Human-designed systems have deep consequences. They provide the context from which opportunities, successes, and failures emerge. When applied thoughtfully, we observe success such as we’ve seen in the private technology sector at companies like Google. When applied superficially, we observe failure such as the October 2013 Healthcare.gov rollout, whereby traditional government contracting vehicles and development models failed to produce a viable web application, one that happened to be central to a piece of landmark domestic legislation.
Given enough freedom, will, or desperation, human-designed systems can (and will) be altered or even replaced. The United States of America itself was founded on this principle. Open source software development and distribution models have produced technical and economic innovations never dreamt of in the proprietary realm. Agile and DevOps methodologies have further fueled the success of these models. And a willingness to break from the existing system to embrace private sector practices and talent led to the successful recovery of the Healthcare.gov website starting in November 2013.

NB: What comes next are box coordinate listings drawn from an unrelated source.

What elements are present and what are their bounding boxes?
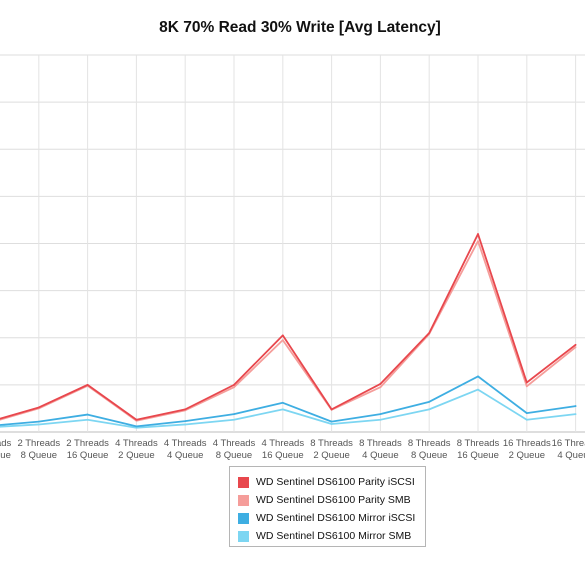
x-tick-label: 8 Queue — [21, 450, 57, 461]
data-point — [574, 413, 577, 415]
data-point — [86, 383, 89, 386]
x-tick-label: 16 Threads — [552, 438, 585, 449]
x-tick-label: 8 Threads — [359, 438, 402, 449]
data-point — [86, 418, 89, 421]
data-point — [525, 385, 528, 388]
data-point — [574, 405, 577, 407]
data-point — [135, 418, 138, 421]
data-point — [428, 400, 431, 403]
x-tick-label: 2 Queue — [509, 450, 545, 461]
series-lines — [0, 233, 577, 429]
data-point — [379, 386, 382, 389]
x-tick-label: 16 Queue — [67, 450, 109, 461]
data-point — [379, 383, 382, 385]
x-tick-label: 16 Queue — [0, 450, 11, 461]
x-tick-label: 8 Threads — [408, 438, 451, 449]
data-point — [428, 408, 431, 411]
x-tick-label: 8 Threads — [310, 438, 353, 449]
legend-swatch — [238, 476, 249, 488]
legend-label: WD Sentinel DS6100 Parity SMB — [256, 494, 411, 506]
data-point — [330, 423, 333, 425]
data-point — [281, 408, 284, 411]
legend-swatch — [238, 530, 249, 542]
x-tick-label: 16 Threads — [503, 438, 551, 449]
data-point — [281, 334, 284, 337]
chart-title: 8K 70% Read 30% Write [Avg Latency] — [159, 19, 441, 36]
data-point — [37, 423, 40, 426]
x-tick-label: 8 Queue — [411, 450, 447, 461]
legend-item: WD Sentinel DS6100 Parity iSCSI — [238, 473, 425, 491]
data-point — [37, 420, 40, 423]
legend-swatch — [238, 494, 249, 506]
data-point — [184, 423, 187, 426]
data-point — [379, 418, 382, 421]
data-point — [525, 418, 528, 421]
data-point — [281, 401, 284, 404]
x-tick-label: 8 Queue — [216, 450, 252, 461]
x-tick-label: 2 Queue — [118, 450, 154, 461]
data-point — [233, 418, 235, 421]
grid — [0, 54, 585, 433]
legend-item: WD Sentinel DS6100 Mirror iSCSI — [238, 509, 425, 527]
data-point — [525, 381, 528, 384]
x-tick-label: 2 Queue — [313, 450, 349, 461]
x-tick-label: 4 Queue — [362, 450, 398, 461]
series-line — [0, 375, 576, 428]
data-point — [86, 413, 89, 416]
legend-label: WD Sentinel DS6100 Mirror SMB — [256, 530, 412, 542]
data-point — [233, 413, 235, 415]
data-point — [477, 375, 479, 378]
data-point — [379, 413, 382, 415]
data-point — [233, 383, 235, 386]
x-tick-label: 2 Threads — [17, 438, 60, 449]
x-tick-label: 4 Queue — [557, 450, 585, 461]
data-point — [37, 406, 40, 409]
data-point — [135, 425, 138, 428]
x-tick-label: 2 Threads — [66, 438, 109, 449]
data-point — [330, 408, 333, 411]
x-tick-label: 4 Threads — [261, 438, 304, 449]
data-point — [477, 388, 479, 391]
x-tick-label: 1 Threads — [0, 438, 12, 449]
legend-label: WD Sentinel DS6100 Mirror iSCSI — [256, 512, 416, 524]
data-point — [477, 240, 479, 243]
series-line — [0, 233, 577, 421]
data-point — [330, 420, 333, 423]
data-point — [281, 339, 284, 342]
legend-item: WD Sentinel DS6100 Parity SMB — [238, 491, 425, 509]
data-point — [525, 412, 528, 415]
data-point — [477, 233, 479, 235]
x-tick-label: 16 Queue — [457, 450, 499, 461]
x-tick-label: 8 Threads — [457, 438, 500, 449]
x-tick-label: 4 Threads — [213, 438, 256, 449]
x-tick-label: 4 Threads — [115, 438, 158, 449]
legend-swatch — [238, 512, 249, 524]
legend: WD Sentinel DS6100 Parity iSCSI WD Sentin… — [229, 466, 426, 547]
data-point — [233, 386, 235, 389]
x-tick-label: 4 Queue — [167, 450, 203, 461]
data-point — [184, 420, 187, 423]
series-line — [0, 388, 576, 429]
x-tick-label: 16 Queue — [262, 450, 304, 461]
data-point — [574, 346, 577, 349]
legend-label: WD Sentinel DS6100 Parity iSCSI — [256, 476, 415, 488]
data-point — [184, 408, 187, 411]
data-point — [428, 332, 431, 334]
data-point — [135, 426, 138, 429]
x-tick-label: 4 Threads — [164, 438, 207, 449]
data-point — [574, 343, 577, 346]
legend-item: WD Sentinel DS6100 Mirror SMB — [238, 527, 425, 545]
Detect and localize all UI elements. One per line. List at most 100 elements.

In this talk, we will see how a band of upstarts within Google followed the grain of its culture to drive adoption of automated testing throughout the company. We will see how the basic forces of human nature working against this effort map to the same forces evident in government organizations. Finally, we will revisit a core principle and lesson from United States history: how service to the people, rather than to the organization, provides the foundation for sustained innovation and success. These insights may help us develop better strategies and tactics to spread Agile and DevOps practices as a means to improve the operations and services of the U.S. government.